Fr: Greg Bell, Director
Industrial Relations
Date: June 1, 2010
Re: Decision of Federal District Court on Address Management System Work
Enclosed you will find a copy of a recent decision of the U.S. District Court for the District of Columbia regarding the enforceability of a 2003 award by Arbitrator Snow in which
he ruled that it is a violation of the National Agreement to exclude the Address Management System Specialist (AMS) position, and the disputed work, from the APWU bargaining unit.
(Q94C-4Q-C 98117564, 4/29/2003).
The court rejected APWU’s request for an order enforcing the award’s finding that the AMS Specialists’ work falls within the APWU bargaining unit, and instead ruled that the award
was unenforceable. (Civil Action 04-01404 (HHK), 5/24/2010) The APWU will be appealing this ruling.
A short summary of this case’s history is as follows. In 2008, the U.S. Court of Appeals for the D.C. Circuit reversed a prior decision of D.C.’s lower federal court in which the judge ruled that Snow’s award only reached the issue of placement of the AMS position and not whether the work should be assigned to bargaining unit employees. (It should be noted that after Snow’s award was issued, management filed a petition with the NLRB to overturn the Snow Award. To avoid further delay, the APWU agreed to clarify that the AMS Specialist position
was excluded from the bargaining unit, and the Board issued that clarification. The Union thereafter pursued enforcement of the Snow Award which found that the work performed by
AMS employees was bargaining unit work.) In its decision, the federal appeals court found that the arbitrator clearly determined that excluding “the work” that AMS Specialists perform from the bargaining unit violated the USPS-APWU Agreement. The court then remanded the case to the district court for a ruling on whether that finding was enforceable. The appeals court indicated that “[i]t is not immediately apparent whether the transfer of AMS Specialist duties to the bargaining unit would be an unlawful accretion [addition] under [National Labor Relations] Board precedent.” (550 Fad 27, 12/23/2008)
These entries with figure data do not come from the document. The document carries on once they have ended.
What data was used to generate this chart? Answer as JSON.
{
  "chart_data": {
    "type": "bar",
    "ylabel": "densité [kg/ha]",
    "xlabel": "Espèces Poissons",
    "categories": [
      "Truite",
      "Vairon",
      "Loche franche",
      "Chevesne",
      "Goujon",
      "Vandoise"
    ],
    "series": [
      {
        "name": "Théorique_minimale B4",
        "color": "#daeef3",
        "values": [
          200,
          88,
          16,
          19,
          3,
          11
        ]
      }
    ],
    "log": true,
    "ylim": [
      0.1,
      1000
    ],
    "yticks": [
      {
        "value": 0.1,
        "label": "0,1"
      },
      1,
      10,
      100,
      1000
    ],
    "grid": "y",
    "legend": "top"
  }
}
On remand, the District Court noted first of all that the parties do not dispute the NLRB’s determination that the AMS Specialist position “is outside the bargaining unit.” Then, after
reviewing several NLRB decisions with different outcomes to determine whether transfer of the work of AMS Specialists into the APWU bargaining unit is permissible under Board precedent, the court relied on two decisions in reaching a conclusion that “because the Board has determined that the AMS Specialist position is outside the bargaining unit, the arbitrator’s finding that the work of AMS Specialists is within it is in `explicit conflict’ with `legal precedents. ”
In reaching this conclusion, the court rejected APWU’s argument that another NLRB decision specifically supported finding that placement of the work in the APWU bargaining unit did not amount to “an unlawful accretion [addition] in violation of the National Labor Relations Act.” The District Court held that the Union’s goal was to subject AMS employees to the terms of the National Agreement, which constituted an accretion. The court was wrong as a factual matter — the APWU never sought to include AMS employees in the APWU unit, but rather recover the work for the Clerk Craft. The court misapplied the NLRB precedents it cited to support its ruling. The APWU will be filing an appeal with the Court of Appeals for the D.C. Circuit.
see District Court Case via American Postal Workers Union
Who ever stated the APWU made sense?
I was an AMS Specialist for14 years before I retired. I became a specialist just as the position was being changed from assigning Zip+4s at the national level, to data being maintained at the local level. The job evolved once all data was entered into the initial system. I believe the APWU seized upon this initial data entry as bargaining unit work and never bothered to investigate as to what this job really entailed. I cannot the life of me see how this job could be performed by a bargaining unit employee. When I retired in 2006, we were required to travel and audit delivery routes on a weeekly basis. This involved auditing other areas of the country. We prepared Zip Code splits and submitted to Hdqtrs. for approval. Trained Letter Carriers & Supervisors. None of these duties are in the AMS Specialist position description. The Postal Service screwed the AMS Specialists when everybody around us and involved with our units, was upgraded to Level 17s. All they had to do was rewrite the AMS Specialist position to reflect the duties that were actually performed instead of a twenty year old position description that was irrelevant to work actually being performed. The APWU needs to go beat another dead horse and leave this one alone. Glad I am retired and no longer have to deal with this lunacy.